A shocking video on Facebook by a local activist and nature photographer shows that fish farm blood infected with piscine orthoreovirus (PRV) is still flowing into Discovery Passage, two years after first being uncovered.
Tavish Campbell published a video on Tuesday, December 2nd, in which he dives underwater next to the infected blood, visibly spilling out into the ocean in the middle of Canada’s largest wild salmon migration route.
In the video, Campbell explains the blood flow was first discovered in 2017, but hasn’t stopped despite community pressure.
“2019 and the blood is still flowing,” Campbell says in the video. “Unbelievable.”
The pipe from which the bloody waste pours out is connected to Brown’s Bay Packing, an Atlantic salmon processing company located in Campbell River.
This year marked the lowest sockeye salmon return in history, with 90% fewer fish returning to the river than were forecast by Fisheries and Oceans Canada (DFO).
Campbell says the virus PRV is highly infectious and was most likely brought over via Atlantic Salmon eggs imported by the fish farm industry.
According to the official DFO website, all experimental exposures of the B.C. strain of PRV to Atlantic and Pacific salmon has failed to induce any disease.
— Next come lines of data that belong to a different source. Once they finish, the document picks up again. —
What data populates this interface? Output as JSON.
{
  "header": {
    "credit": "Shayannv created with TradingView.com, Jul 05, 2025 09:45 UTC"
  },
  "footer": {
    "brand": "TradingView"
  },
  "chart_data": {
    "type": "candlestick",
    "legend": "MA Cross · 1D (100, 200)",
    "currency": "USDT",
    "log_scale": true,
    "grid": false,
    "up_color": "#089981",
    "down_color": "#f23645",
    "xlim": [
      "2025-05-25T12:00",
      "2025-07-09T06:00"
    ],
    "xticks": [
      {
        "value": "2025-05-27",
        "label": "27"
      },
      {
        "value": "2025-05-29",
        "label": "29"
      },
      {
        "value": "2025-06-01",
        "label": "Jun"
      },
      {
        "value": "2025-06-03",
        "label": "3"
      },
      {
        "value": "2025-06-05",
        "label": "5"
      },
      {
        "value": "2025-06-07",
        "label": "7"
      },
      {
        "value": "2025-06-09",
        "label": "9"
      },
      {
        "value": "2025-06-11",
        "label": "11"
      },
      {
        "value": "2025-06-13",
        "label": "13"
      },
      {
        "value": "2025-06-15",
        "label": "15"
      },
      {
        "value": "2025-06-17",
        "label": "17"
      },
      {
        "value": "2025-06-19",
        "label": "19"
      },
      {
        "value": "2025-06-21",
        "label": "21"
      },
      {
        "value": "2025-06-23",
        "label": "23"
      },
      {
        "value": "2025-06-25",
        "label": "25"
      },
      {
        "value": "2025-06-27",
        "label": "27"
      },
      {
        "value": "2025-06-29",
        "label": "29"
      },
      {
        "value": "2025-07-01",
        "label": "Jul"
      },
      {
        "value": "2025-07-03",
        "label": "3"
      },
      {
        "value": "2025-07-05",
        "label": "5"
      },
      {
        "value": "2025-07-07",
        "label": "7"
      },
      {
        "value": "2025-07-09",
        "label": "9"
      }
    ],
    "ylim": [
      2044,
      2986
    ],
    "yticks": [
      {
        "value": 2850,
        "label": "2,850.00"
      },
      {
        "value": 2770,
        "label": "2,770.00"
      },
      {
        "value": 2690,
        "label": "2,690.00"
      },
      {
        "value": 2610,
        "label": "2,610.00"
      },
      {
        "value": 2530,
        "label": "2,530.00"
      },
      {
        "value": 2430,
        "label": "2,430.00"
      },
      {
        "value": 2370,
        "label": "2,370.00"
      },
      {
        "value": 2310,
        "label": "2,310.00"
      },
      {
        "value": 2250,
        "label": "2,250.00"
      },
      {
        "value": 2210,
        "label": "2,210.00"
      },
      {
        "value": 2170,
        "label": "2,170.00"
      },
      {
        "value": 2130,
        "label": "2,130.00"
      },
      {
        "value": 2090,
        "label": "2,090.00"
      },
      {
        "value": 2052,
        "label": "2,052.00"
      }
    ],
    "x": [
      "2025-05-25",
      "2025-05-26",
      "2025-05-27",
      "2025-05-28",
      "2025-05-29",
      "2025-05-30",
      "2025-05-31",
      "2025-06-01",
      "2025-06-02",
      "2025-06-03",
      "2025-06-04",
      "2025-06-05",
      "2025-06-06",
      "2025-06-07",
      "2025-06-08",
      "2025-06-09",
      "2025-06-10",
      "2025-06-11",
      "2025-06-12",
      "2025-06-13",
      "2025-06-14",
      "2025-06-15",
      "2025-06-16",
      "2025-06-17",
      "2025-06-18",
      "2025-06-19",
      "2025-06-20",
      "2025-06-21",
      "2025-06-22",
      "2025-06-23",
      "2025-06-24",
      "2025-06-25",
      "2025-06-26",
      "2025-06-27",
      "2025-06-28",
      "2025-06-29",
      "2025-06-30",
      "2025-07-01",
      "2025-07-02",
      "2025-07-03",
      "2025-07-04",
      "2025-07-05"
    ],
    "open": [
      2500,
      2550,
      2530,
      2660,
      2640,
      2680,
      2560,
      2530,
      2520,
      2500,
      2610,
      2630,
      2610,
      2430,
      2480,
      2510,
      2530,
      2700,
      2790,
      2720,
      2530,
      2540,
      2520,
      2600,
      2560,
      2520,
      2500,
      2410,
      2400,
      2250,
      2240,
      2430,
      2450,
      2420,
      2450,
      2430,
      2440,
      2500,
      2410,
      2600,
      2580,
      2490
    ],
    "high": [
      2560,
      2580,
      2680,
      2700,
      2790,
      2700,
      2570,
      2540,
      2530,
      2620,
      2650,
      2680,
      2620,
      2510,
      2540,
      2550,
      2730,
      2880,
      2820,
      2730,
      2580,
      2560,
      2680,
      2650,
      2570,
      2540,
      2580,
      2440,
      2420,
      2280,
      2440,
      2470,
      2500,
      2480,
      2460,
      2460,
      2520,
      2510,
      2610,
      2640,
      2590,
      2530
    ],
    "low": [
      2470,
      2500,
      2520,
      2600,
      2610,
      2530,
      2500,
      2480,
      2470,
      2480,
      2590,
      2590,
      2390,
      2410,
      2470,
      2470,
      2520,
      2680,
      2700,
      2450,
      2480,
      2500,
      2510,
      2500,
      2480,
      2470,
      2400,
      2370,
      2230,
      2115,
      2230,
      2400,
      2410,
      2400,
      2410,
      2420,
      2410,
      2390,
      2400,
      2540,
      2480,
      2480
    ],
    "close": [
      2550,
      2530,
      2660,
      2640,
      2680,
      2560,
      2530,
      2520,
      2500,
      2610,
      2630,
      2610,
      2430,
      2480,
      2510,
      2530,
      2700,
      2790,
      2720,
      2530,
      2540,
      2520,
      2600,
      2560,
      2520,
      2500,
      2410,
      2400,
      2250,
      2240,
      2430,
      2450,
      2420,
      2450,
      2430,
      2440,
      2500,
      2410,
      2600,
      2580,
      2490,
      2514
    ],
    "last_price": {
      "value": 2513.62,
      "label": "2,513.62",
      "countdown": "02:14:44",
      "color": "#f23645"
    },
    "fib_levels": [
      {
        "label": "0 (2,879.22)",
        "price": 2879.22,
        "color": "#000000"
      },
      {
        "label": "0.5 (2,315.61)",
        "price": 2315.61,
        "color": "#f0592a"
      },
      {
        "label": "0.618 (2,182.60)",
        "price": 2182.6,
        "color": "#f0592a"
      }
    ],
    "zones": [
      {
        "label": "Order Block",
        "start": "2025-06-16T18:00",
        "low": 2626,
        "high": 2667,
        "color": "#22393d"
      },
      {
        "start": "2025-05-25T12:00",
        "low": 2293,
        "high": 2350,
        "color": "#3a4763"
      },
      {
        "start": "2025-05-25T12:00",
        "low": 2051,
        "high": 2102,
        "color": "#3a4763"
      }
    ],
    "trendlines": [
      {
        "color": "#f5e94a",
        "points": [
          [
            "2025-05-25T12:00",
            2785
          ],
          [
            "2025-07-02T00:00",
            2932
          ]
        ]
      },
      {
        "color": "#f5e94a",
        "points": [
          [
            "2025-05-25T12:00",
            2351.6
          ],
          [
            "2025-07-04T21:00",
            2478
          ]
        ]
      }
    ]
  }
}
Activists, however, claim the virus ruptures the red blood cells of salmon and leads to jaundice and organ failure.
The DFO began testing for the disease at B.C. fish farms in June 2019, after a federal court judge ruled the department had to revise its no-test-required policy in February.
In September 2019, Prime Minister Justin Trudeau pledged to move all aquaculture in the province of British Columbia away from open fish farms and towards closed containment by 2025.